Tuesday, May 4, 2010

All About Grouse

Today I was working on one of the many steep hillsides around here, when I had to stop suddenly. I wasn't out of breath, but my heart had begun beating uncontrollably! It was totally silent in the woods, and I could hear each beat - bum bum bum bumbum bubububum! I had no idea what could be going on - maybe I had imagined it. I continued work, unsettled and slightly worried. But a few minutes later, it happened again! And then, again! When I put a finger to my pulse as I listened, I was even more confused. The beats seemed to match up, but in some ridiculous double-time. What could I be hearing? Then, it came to me - I was hearing a grouse beating somewhere far away in the forest. By some coincidence of the angles and hillsides, I couldn't place a direction on it and had the impression that it was something very close and quiet, rather than far away and loud. Heartbeat of the forest! I was aortically synced with a Ruffed Grouse, Bonasa umbellus.

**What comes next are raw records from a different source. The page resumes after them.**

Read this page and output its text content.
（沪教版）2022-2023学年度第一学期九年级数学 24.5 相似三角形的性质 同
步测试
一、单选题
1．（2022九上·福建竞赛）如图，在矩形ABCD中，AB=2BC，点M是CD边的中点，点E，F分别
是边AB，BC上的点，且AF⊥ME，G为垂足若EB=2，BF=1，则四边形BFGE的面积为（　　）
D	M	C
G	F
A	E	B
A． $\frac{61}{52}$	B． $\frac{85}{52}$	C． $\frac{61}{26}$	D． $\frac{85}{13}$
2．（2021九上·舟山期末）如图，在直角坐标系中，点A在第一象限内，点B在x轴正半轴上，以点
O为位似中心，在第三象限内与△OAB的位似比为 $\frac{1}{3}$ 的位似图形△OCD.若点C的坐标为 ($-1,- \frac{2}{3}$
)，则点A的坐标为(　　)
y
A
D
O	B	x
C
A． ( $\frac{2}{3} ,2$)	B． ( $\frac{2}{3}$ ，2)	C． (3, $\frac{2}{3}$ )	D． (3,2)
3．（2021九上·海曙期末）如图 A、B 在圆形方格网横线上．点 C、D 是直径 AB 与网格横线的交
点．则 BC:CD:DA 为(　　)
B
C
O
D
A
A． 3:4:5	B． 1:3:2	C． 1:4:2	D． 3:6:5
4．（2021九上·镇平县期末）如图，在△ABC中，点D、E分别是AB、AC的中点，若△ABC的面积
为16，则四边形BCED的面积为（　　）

The male ruffed grouse beats his wings upon logs as part of a territorial display. Since it is early May, this male was probably looking for a mate. His ability to defend his log communicates his fitness, and therefore, his desirability as a mate, to females all over the area. Pictured here is a photograph of a female strutting along a road. Now, who wouldn't want to impress that lovely lady? She is looking perky because she doesn't know what to make of my truck.

According to the Cornell Lab of Ornithology website, allaboutbirds.net, both sexes of ruffed grouse mate with multiple partners, and the females raise young alone. The benefits to a male grouse are obvious; his genes are passed on to as many offspring as possible. But if one assumes a "normal", human model of mating biology (and why wouldn't one? We are, after all, humans!), then it is less obvious why a female bird would prefer to mate with many males. If the first male she mates with is most likely to fertilize her eggs, then what use are the rest of her mates?

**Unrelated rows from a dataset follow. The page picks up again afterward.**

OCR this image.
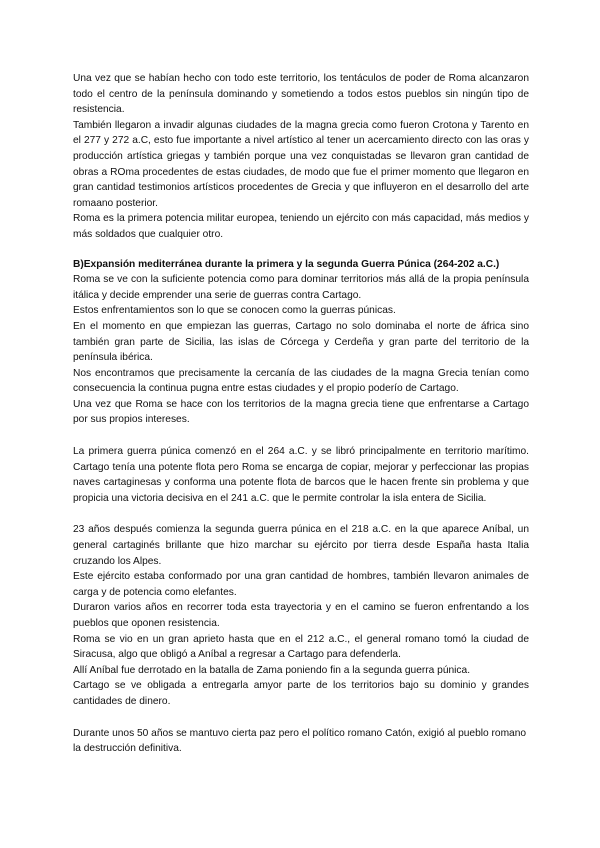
Una vez que se habían hecho con todo este territorio, los tentáculos de poder de Roma alcanzaron todo el centro de la península dominando y sometiendo a todos estos pueblos sin ningún tipo de resistencia.

También llegaron a invadir algunas ciudades de la magna grecia como fueron Crotona y Tarento en el 277 y 272 a.C, esto fue importante a nivel artístico al tener un acercamiento directo con las oras y producción artística griegas y también porque una vez conquistadas se llevaron gran cantidad de obras a ROma procedentes de estas ciudades, de modo que fue el primer momento que llegaron en gran cantidad testimonios artísticos procedentes de Grecia y que influyeron en el desarrollo del arte romaano posterior.

Roma es la primera potencia militar europea, teniendo un ejército con más capacidad, más medios y más soldados que cualquier otro.

B)Expansión mediterránea durante la primera y la segunda Guerra Púnica (264-202 a.C.)

Roma se ve con la suficiente potencia como para dominar territorios más allá de la propia península itálica y decide emprender una serie de guerras contra Cartago.

Estos enfrentamientos son lo que se conocen como la guerras púnicas.

En el momento en que empiezan las guerras, Cartago no solo dominaba el norte de áfrica sino también gran parte de Sicilia, las islas de Córcega y Cerdeña y gran parte del territorio de la península ibérica.

Nos encontramos que precisamente la cercanía de las ciudades de la magna Grecia tenían como consecuencia la continua pugna entre estas ciudades y el propio poderío de Cartago.

Una vez que Roma se hace con los territorios de la magna grecia tiene que enfrentarse a Cartago por sus propios intereses.

La primera guerra púnica comenzó en el 264 a.C. y se libró principalmente en territorio marítimo. Cartago tenía una potente flota pero Roma se encarga de copiar, mejorar y perfeccionar las propias naves cartaginesas y conforma una potente flota de barcos que le hacen frente sin problema y que propicia una victoria decisiva en el 241 a.C. que le permite controlar la isla entera de Sicilia.

23 años después comienza la segunda guerra púnica en el 218 a.C. en la que aparece Aníbal, un general cartaginés brillante que hizo marchar su ejército por tierra desde España hasta Italia cruzando los Alpes.

Este ejército estaba conformado por una gran cantidad de hombres, también llevaron animales de carga y de potencia como elefantes.

Duraron varios años en recorrer toda esta trayectoria y en el camino se fueron enfrentando a los pueblos que oponen resistencia.

Roma se vio en un gran aprieto hasta que en el 212 a.C., el general romano tomó la ciudad de Siracusa, algo que obligó a Aníbal a regresar a Cartago para defenderla.

Allí Aníbal fue derrotado en la batalla de Zama poniendo fin a la segunda guerra púnica.

Cartago se ve obligada a entregarla amyor parte de los territorios bajo su dominio y grandes cantidades de dinero.

Durante unos 50 años se mantuvo cierta paz pero el político romano Catón, exigió al pueblo romano la destrucción definitiva.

It turns out that bird reproductive biology is rather different from mammalian reproductive biology. Many kinds of birds have evolved sperm storage tubules, which are basically holding tanks for sperm before they reach a female's egg. These tubules facilitate what is called passive sperm loss, in which sperm die at a constant rate over time. In fact, it is the last male she mates with who will receive the honor of fertilizing most of her eggs, since his sperm will be the most recent and thus, the most numerous. Of course, there are other factors which influence male success - the timing of mating relative to the development of the egg, and the viability and amount of each male's sperm.

It is still unclear how the female bird benefits from these multiple partnerships. Most research on the subject addresses species which pair-bond ("socially monogamous") and then copulate outside their pair-bond, not species in which females raise their young without paternal care, like grouse. Perhaps in socially monogamous species, a good caretaker male is not necessarily genetically desirable for a particular female. Thus, two males may be needed to play two different roles.

But for species like the grouse, all a female needs is a genetically desirable male - not a good caretaker, too. Perhaps behavioral studies will elucidate: if a female only mates with successively more desirable males, then her eggs will be fertilized by the latest, and thus, greatest, sperm she has found so far. Any previous matings retroactively become backup. However, I cannot find scientific literature discussing how, or if, female mate choice works in conjunction with sperm storage structures.

Who knew that bird sex was so complex? My eyes will be peeled for scientific developments in this area. <>

sources:
Peterson Field Guides: Western Birds.
Cornell Lab of Ornithology: Bird Songs of the Pacific Northwest (cd)
All About Birds: http://www.allaboutbirds.org/NetCommunity/Page.aspx?pid=1189
Northern Wilds: northernwilds.com
Birkhead, Tim R. Sperm Competition in Birds. 1998. Reviews of Reproduction 3, 123-129. (ror.reproduction-online.org/cgi/reprint/3/2/123.pdf)

Thursday, April 29, 2010

It's Still Winter Here...

Today I was introduced to a couple of the residents here - they live in the Annex and sleep from the ceiling!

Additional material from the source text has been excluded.